Here is an extract from Chapter Two (‘May: A Storm’*) of The Hill of Summer to illustrate his remarkable, unsurpassed nature-writing style:
A garden warbler sings in the caves of the darkness under the misty birches, sings endlessly over the arches of bramble. Through the hiss and roar of the rain that bows above the trees, the bird pours out his pure breath of song. It flows unbrokenly, loud and mellow and far-echoing. He sings in the shining green bubble of his own world. The whole wood is an exultant respiration of storm-driven wind and rain. It is like being inside the hollow bones of an immense bird, listening to the sudden inrush of air and the measured heart-beat of huge wings.

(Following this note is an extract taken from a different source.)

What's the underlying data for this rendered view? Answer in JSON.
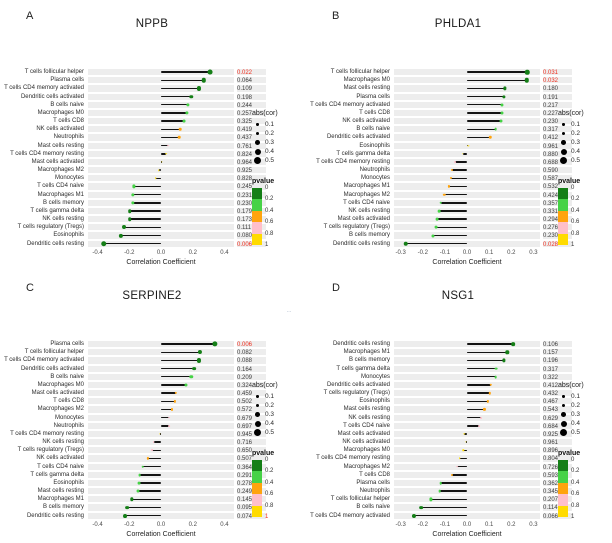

Curiously, the few poems by Baker which Saunders includes in her biography of him are
overblown to a degree which, whilst it works beautifully in his prose, becomes too much when set out as verse. Baker was a great fan of poetry, especially of Dylan Thomas, Housman (thus the title of his second book) and Hughes (unsurprisingly). It would still be fascinating to read an edition of his collected poems.
Over on her website, Kathy Pimlott describes how she can’t stop wanting to tinker with poems, even after they’ve been accepted for publication in a collection. That’s a compulsion I share. I often can’t tell whether I should just leave a poem alone or needlessly search for perfection. I know full well that including prosaic phrases among the more poetic ones serves to provide a background against which the high-register language can shine, and that even the greatest poets wrote dull lines occasionally; but even so, the urge to revise is overwhelming. It can be a curse. It’s interesting to note that the response – from critics and readers alike – to Baker’s The Hill of Summer was much more muted than the outpouring of praise which he received for The Peregrine, and, though some of that is due to the less compelling sense of narrative in the former, I believe it’s also attributable to the almost tangible degree to which Baker was trying to make every single phrase and sentence sparkle. Without the shade, the light becomes blinding. I realise that’s blindingly obvious, but it’s good to remind oneself of that every now and then.
* Coincidentally, as I typed this, thunder sounded outside on this May evening.
I very much enjoyed this one! George Sanders was even in Glenrothes, the unromantic Scottish new town where I live. He was associated with a film studio that very nearly (but not quite) was set up here. A complicated story involving broken promises and murky money, I believe….
I’m glad! That sounds intriguing – he certainly lived a very colourful life.